Устав от этого столь часто навешиваемого на нее ярлыка, Сора отодвинулась от Уильяма.
— Только не надо снова про то.
Затем, иным уже тоном, добавила:
— Только не это.
Подбадривающий свист гостей вернул ее с небес на землю; хотя она и затруднилась бы сказать, отчего она приняла беседу с тупоголовым мужиком за небеса. Наверно, это какая-то женская причуда, о которой так и не успела предупредить ее матушка.
Уильям, сидящий рядом, освободился от ее объятий подчеркнуто неторопливо.
— Не шарахайся, — предупредил он Сору с рокотом в голосе. — Пусть всем будет ясно, что мы остановились, потому что так захотели сами, а не из-за их идиотизма.
— Полегче, сынок, — поддразнил его отец. — Скоро она станет твоей. Всего лишь один день.
— Всего лишь одна ночь, — возразил Уильям с наигранной мрачностью и повернулся, чтобы взять отставленное в сторону вино.
— Прекрати взвинчивать его, Сора, — сказала леди Джейн. — Если его не покормить, он теряет над собой контроль.
— Потеря контроля грозит не только ему, — ответила Сора, нащупывая собственную чашу.
Уильям поднес к ее губам свой кубок, прошептав: «Вот он, любовь моя», и держал его, пока она пила.

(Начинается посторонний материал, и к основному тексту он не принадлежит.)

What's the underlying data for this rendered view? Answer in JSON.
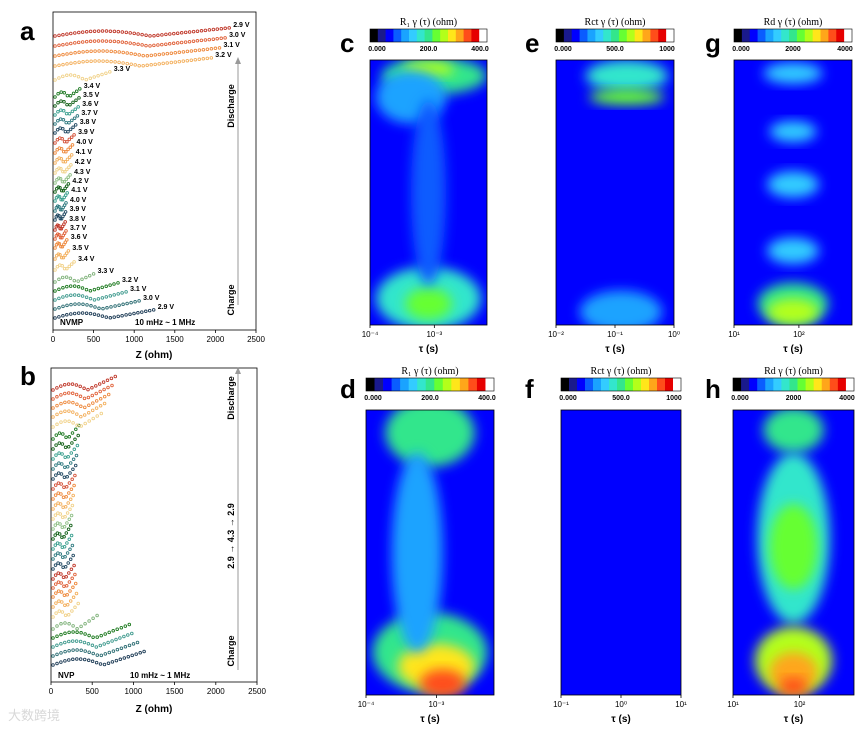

Когда Сора закончила пить, он наклонился к ней и под одобрительный смех зрителей слизнул терпкое красное вино с ее губ и с уголков рта.
— Твои стихи вдохновляют голубков, Николас, — поддразнил Чарльз.
Сору удивило, как дрогнула рука Уильяма под ее ладонью, и, чутко уловив его состояние, она принялась массировать эти напрягшиеся мышцы, стараясь успокоить его. Не обращая внимания на оказанную помощь, Уильям, тем не менее, тут же в достаточной мере успокоился для того, чтобы отделаться шуткой:
— Никакого вдохновения мне не надо. Мне достаточно присутствия Соры, чтобы быть на вершине счастья.
— Придумай стихотворение сам, Уильям, — произнес Николас.
Николас хотел придать своим словам игривый тон однако голос его выдал серьезный смысл сказанного.
— Пусть Сора послушает, какие ты к ней испытываешь чувства.
— Стихи у Уильяма волшебные, — похвасталась Сора. — Ему нет нужды что-то доказывать мне.
Уильям резко повернулся и уставился на невесту. — Где ты их слышала? — процедил он.